Jakarta (ANTARA News) - Tinggi badan seseorang memiliki pengaruh pada risikonya menderita penyakit jantung.
Sebuah studi terbaru dalam New England Journal of Medicine menunjukkan, orang yang tinggi badannya rendah berisiko lebih tinggi menderita penyakit jantung.
Dalam studi itu, para peneliti melibatkan lebih dari 65 ribu orang yang menderita penyakit arteri koroner (adanya plak di arteri sehingga berpotensi menimbulkan penyakit jantung) dan 128 ribu orang yang tidak memiliki penyakit itu.
Para peneliti lalu mengamati 180 penanda genetika yang dapat mempengaruhi tinggi badan seseorang, untuk melihat apakah ini berhubungan dengan penyakit arteri koroner.
Hasil studi menunjukkan, setiap penambahan 6,35 sentimeter tinggi badan seseorang, maka risikonya menderita penyakit arteri koroner turun sekitar 13,5 persen.
Mereka mencontohkan, orang yan tinggi badannya sekitar 152 sentimeter berisiko 32 persen lebih tinggi menderita penyakit arteri koroner dibandingkan orang yang tingginya 167 sentimeter.
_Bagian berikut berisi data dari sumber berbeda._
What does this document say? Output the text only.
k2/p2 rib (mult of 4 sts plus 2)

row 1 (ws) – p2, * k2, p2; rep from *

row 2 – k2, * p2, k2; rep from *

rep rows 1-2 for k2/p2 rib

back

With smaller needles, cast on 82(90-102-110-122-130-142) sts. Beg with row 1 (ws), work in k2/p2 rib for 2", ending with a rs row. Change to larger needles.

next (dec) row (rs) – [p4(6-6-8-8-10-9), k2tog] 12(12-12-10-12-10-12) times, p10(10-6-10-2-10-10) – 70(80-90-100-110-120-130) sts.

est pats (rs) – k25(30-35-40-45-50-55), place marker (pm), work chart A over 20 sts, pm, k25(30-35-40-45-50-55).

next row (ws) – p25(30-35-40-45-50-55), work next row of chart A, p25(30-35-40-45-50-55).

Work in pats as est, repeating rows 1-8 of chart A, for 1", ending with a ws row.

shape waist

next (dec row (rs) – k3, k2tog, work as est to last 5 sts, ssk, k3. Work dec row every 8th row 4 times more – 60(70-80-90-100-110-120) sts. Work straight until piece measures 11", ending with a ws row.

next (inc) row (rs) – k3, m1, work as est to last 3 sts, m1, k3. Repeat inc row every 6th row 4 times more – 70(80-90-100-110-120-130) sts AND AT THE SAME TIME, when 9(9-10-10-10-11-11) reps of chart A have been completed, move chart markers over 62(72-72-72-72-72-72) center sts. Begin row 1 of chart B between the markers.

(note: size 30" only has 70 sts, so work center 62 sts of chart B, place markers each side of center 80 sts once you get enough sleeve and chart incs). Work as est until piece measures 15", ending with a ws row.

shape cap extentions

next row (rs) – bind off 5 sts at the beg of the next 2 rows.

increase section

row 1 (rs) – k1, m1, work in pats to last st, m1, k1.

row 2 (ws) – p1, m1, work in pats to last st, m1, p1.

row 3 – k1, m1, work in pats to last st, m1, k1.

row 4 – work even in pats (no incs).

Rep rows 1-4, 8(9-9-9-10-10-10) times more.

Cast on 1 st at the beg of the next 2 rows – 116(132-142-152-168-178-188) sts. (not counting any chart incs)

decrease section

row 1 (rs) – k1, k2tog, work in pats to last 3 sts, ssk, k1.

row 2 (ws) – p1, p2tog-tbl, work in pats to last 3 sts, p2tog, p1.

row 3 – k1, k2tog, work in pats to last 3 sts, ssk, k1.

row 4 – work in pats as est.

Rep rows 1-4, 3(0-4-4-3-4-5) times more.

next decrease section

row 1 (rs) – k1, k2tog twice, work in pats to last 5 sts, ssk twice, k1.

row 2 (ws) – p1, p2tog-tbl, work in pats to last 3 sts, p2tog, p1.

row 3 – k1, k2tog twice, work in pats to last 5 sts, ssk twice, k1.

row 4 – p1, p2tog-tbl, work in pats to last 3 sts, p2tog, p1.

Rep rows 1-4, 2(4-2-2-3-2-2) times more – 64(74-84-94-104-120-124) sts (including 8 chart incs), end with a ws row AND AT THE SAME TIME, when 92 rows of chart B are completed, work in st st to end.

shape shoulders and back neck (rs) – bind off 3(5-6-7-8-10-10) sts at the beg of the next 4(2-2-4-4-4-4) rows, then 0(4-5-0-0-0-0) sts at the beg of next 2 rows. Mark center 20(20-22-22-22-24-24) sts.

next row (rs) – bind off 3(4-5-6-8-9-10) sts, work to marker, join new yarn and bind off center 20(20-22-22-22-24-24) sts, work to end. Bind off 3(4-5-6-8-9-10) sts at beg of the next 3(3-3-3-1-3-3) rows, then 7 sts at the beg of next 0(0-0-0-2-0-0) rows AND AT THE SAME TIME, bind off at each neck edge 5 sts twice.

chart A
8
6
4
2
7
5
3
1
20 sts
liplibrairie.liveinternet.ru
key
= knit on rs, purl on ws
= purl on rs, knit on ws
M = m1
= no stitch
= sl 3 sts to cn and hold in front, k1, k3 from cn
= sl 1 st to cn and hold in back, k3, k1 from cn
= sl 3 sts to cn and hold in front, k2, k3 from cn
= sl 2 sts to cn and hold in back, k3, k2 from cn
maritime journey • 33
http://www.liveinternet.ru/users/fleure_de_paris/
"Sekalipun banyak faktor gaya hidup seperti merokok yang mempengaruhi risiko seseorang mengembangkan penyakit jantung koroner, temuan ini menekankan penyebab penyakit ini sangat kompleks," kara peneliti studi, Dr Nilesh Samani, prfesor kardiologi Universitas Leicester di Inggris.
Di samping itu, studi juga menunjukkan, orang yang memilki penanda gen tinggi paling banyak berisiko 26 persen lebih rendah menderita penyakit arteri koroner dibandingkan yang hanya memiliki sedikit penanda genetik.
Hubungan antara dua hal ini hanya ditemukan pada laki-laki.
Sekalipun sejumlah studi telah menemukan hubungan tinggi badan dan risiko penyakit jantung, namun belum diketahui apakah hubungannya bersifat langsung atau tidak.
Meningkat terdapat faktor lain seperti kurangnya nutrisi pada masa kanak-kanak yang mempengaruhi tinggi badan seseorang dan risikonya menderita penyakit jantung.
Para peneliti menekankan, tinggi badan seeorang lebih rendah atau tak memiliki gen tinggi, tak berarti ia menderita penyakit jantung. Demikian seperti dilansir LiveScience.